We are all enjoying the benefits that come with the commoditization of existing hardware and software infrastructure. It is true that it costs exponentially less to launch a business today versus five years ago. We are all smarter, broadband penetration is reaching critical mass, and open source and commodity hardware have become reliable alternatives to proprietary architectures and closed systems. As we all move forward with our web-based operations, it is clear that scaling the back-end infrastructure still remains a formidable challenge. There have been many an instance of popular services going down – remember Typepad, Salesforce.com, and del.icio.us as a few examples. With scaling the backend also comes a need to learn more about your users and their interactions. Data mining and analysis is becoming a big thing to not only help companies create better services but also to generate more revenue per user. In addition, for many web companies extreme data driven applications are the core of their services. Think about Zillow, Technorati, and services like Indeed which are dynamically driven services based on aggregating, crawling, and filtering millions of pieces of data. However, the fast growth of many a web-based operations combined with the need to mine the data leaves a big hole in the revolution of the cheap. Web-based operations need an open source way and cheaper option to scale their database needs, move to a data warehousing architecture without breaking the bank, and scale with user growth leveraging commodity infrastructure. Enter Greenplum (full disclosure-Greenplum is a portfolio company and I am on the board) which just released its GA product Bizgres MPP for data warehousing leveraging the best of the open source PostgreSQL database. We have been working on the code for the past 18 months, and I am quite proud of the team for having delivered the release. Greenplum is taking the best of the open source database PostgreSQL and rebuilding some of the core functions like the query optimization, execution, and interconnect. We are allowing anyone to build a shared nothing architecture ala Google to scale their backend to multiterabyte sized systems leveraging cheap hardware. It is free to run on a single machine but if you want to run a massively parallel option we charge a fee per CPU.

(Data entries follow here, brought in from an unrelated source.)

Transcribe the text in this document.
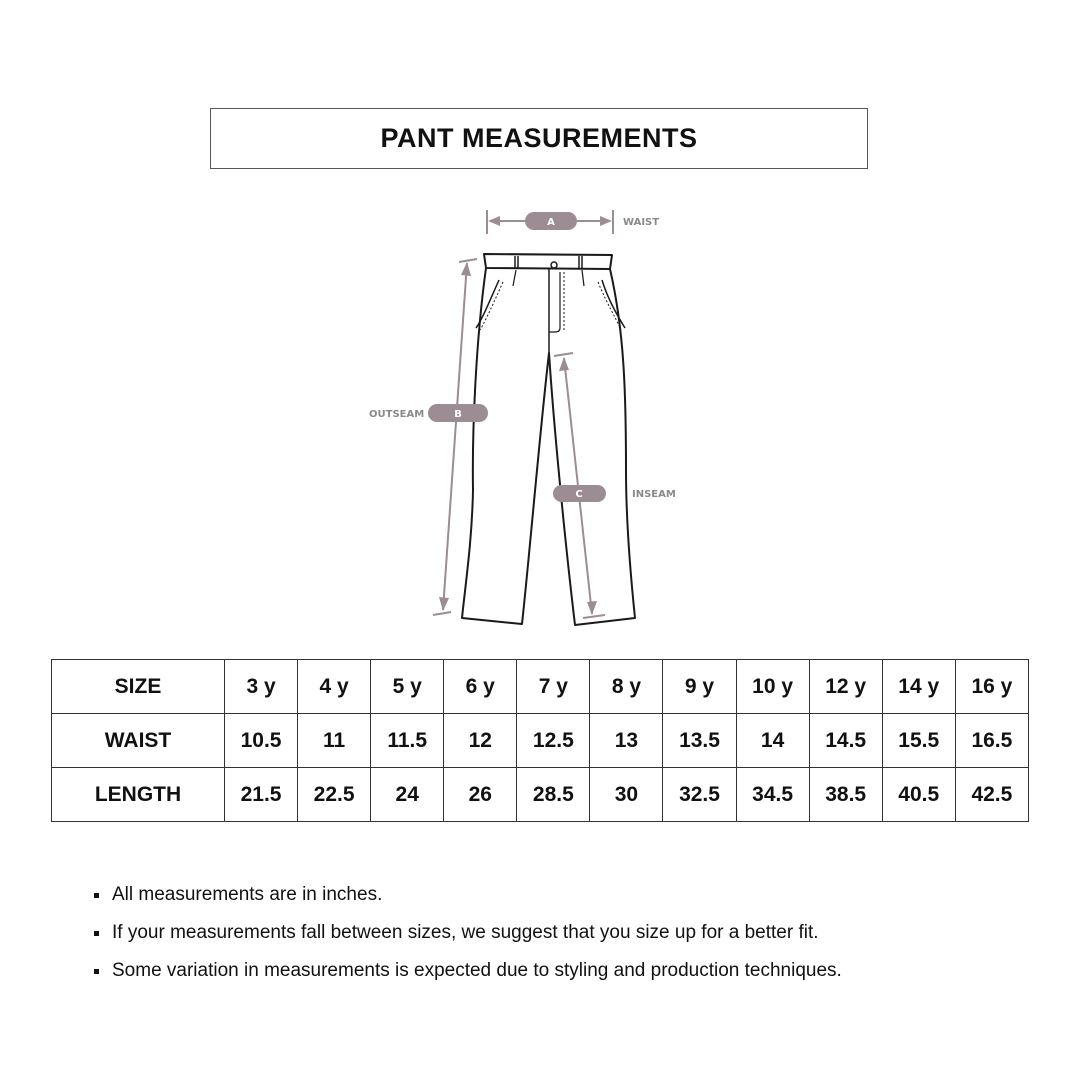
PANT MEASUREMENTS
A	WAIST
B
OUTSEAM
C	INSEAM
SIZE	3 y	4 y	5 y	6 y	7 y	8 y	9 y	10 y	12 y	14 y	16 y
WAIST	10.5	11	11.5	12	12.5	13	13.5	14	14.5	15.5	16.5
LENGTH	21.5	22.5	24	26	28.5	30	32.5	34.5	38.5	40.5	42.5
All measurements are in inches.
If your measurements fall between sizes, we suggest that you size up for a better fit.
Some variation in measurements is expected due to styling and production techniques.
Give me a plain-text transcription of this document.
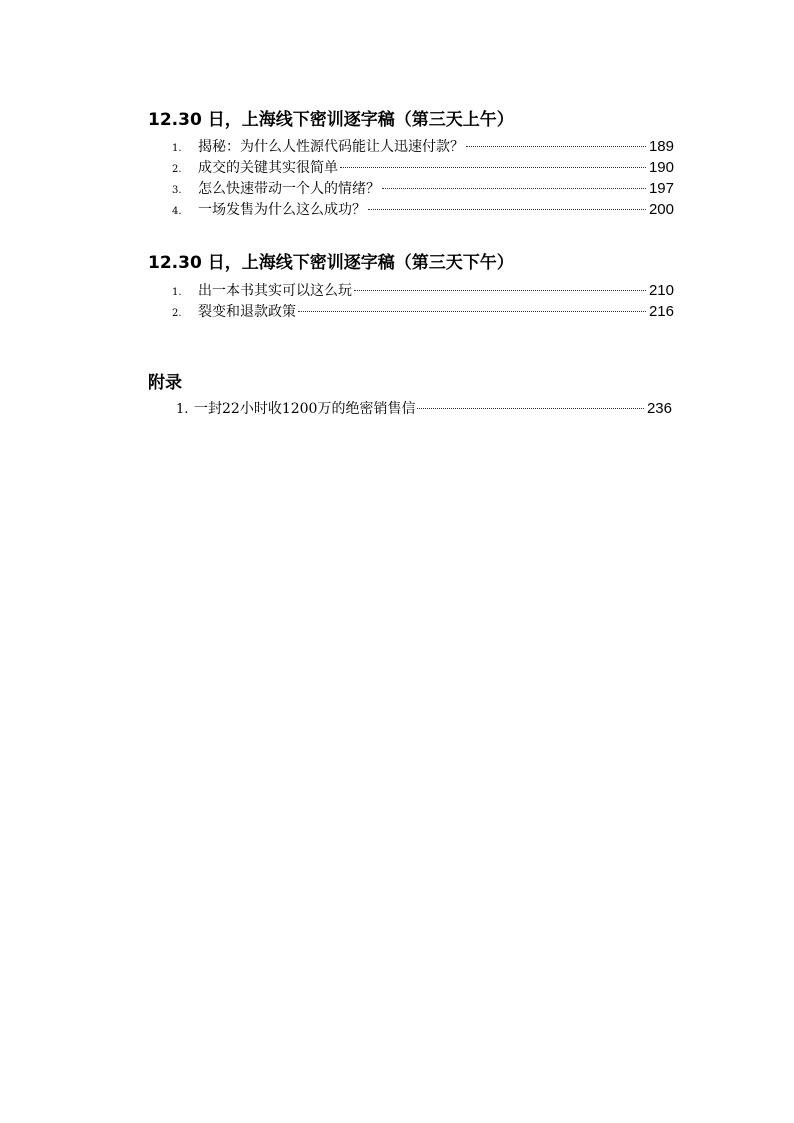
12.30 日，上海线下密训逐字稿（第三天上午）
1.	揭秘：为什么人性源代码能让人迅速付款？	189
2.	成交的关键其实很简单	190
3.	怎么快速带动一个人的情绪？	197
4.	一场发售为什么这么成功？	200
12.30 日，上海线下密训逐字稿（第三天下午）
1.	出一本书其实可以这么玩	210
2.	裂变和退款政策	216
附录
1. 一封22小时收1200万的绝密销售信	236
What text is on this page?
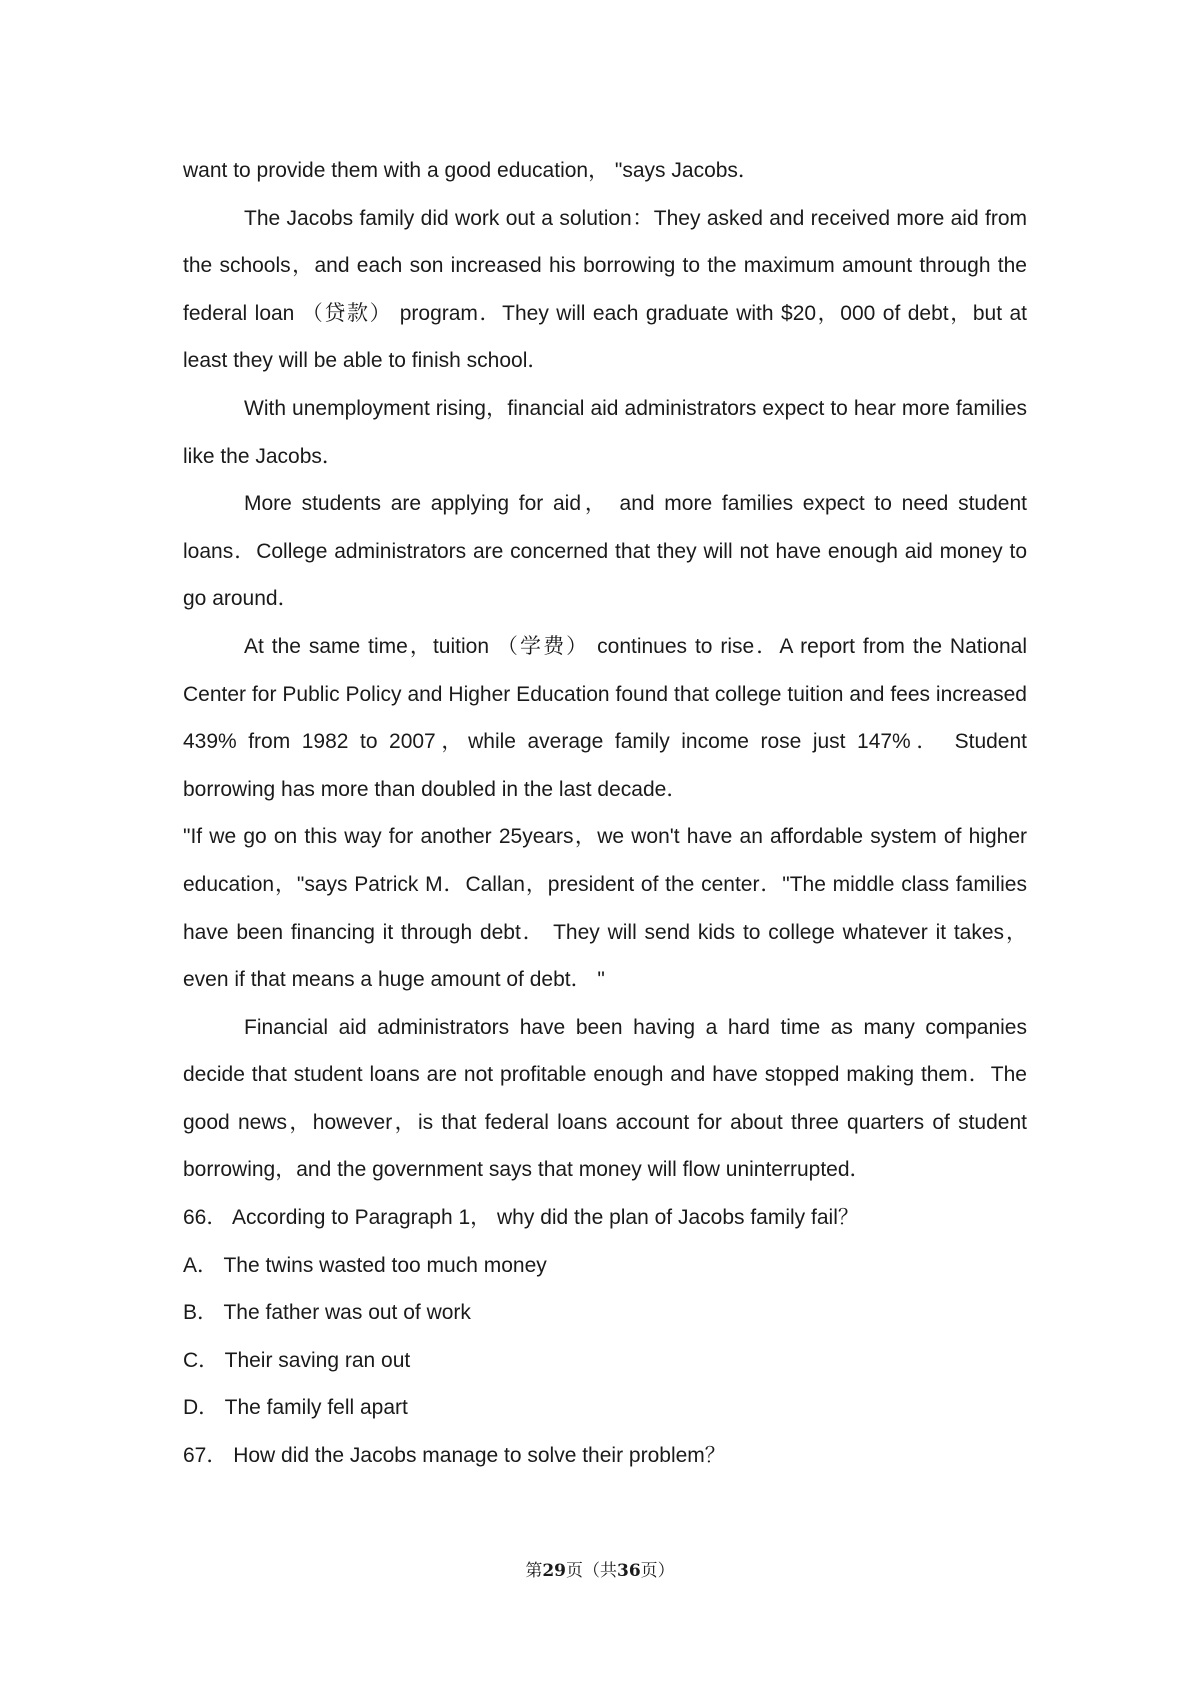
want to provide them with a good education， "says Jacobs．

The Jacobs family did work out a solution：They asked and received more aid from the schools，and each son increased his borrowing to the maximum amount through the federal loan （贷款） program．They will each graduate with $20，000 of debt，but at least they will be able to finish school．

With unemployment rising，financial aid administrators expect to hear more families like the Jacobs．

More students are applying for aid， and more families expect to need student loans．College administrators are concerned that they will not have enough aid money to go around．

At the same time，tuition （学费） continues to rise．A report from the National Center for Public Policy and Higher Education found that college tuition and fees increased 439% from 1982 to 2007，while average family income rose just 147%． Student borrowing has more than doubled in the last decade．

"If we go on this way for another 25years，we won't have an affordable system of higher education，"says Patrick M．Callan，president of the center．"The middle class families have been financing it through debt． They will send kids to college whatever it takes，even if that means a huge amount of debt． "

Financial aid administrators have been having a hard time as many companies decide that student loans are not profitable enough and have stopped making them．The good news，however，is that federal loans account for about three quarters of student borrowing，and the government says that money will flow uninterrupted．

66． According to Paragraph 1， why did the plan of Jacobs family fail？

A． The twins wasted too much money

B． The father was out of work

C． Their saving ran out

D． The family fell apart

67． How did the Jacobs manage to solve their problem？

第29页（共36页）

Dana Blankenhorn from ZDNet gets it:
This is a problem a lot of Web 2.0 start-ups like Technorati, Bloglines and Flickr are facing, and projects like Drupal will face soon. They were built with open source tools, but then find they need to "graduate" to something like a data warehouse. And there’s old Oracle, telling them there’s nothing from an open source supplier that can deliver what they need. Share with us, they say, you don’t have any choice.
Well, now there is a choice. Greenplum CTO Luke Lonergan said that O’Reilly Media, one of Greenplum’s early customers, graduated from mySQL to PostgreSQL with Greenplum and got a
100%100 times improvement in database access speed across a 500 Gigabyte database. Other Web 2.0 start-ups, and projects, can do the same thing."The price of conversion is where the pain is," said Yara, "but look at how fast some of these projects grow." While mySQL was smart in building on a lightweight Web base, more and more users and projects will find the need to graduate, and face proprietary FUD from major vendors saying they have to pay the "monopoly tax" in order to grow.
I truly believe the next battleground will be based on scaling the back end and more importantly mining all of that clickstream data to offer a better service to users. Those that can do it cheaply and effectively will win. The tools are getting more sophisticated, the data sizes are growing exponentially, and companies don’t want to break the bank nor wait for Godot to deliver results. Given these trends, I suggest downloading Greenplum’s Bizgres MPP and let me know what you think.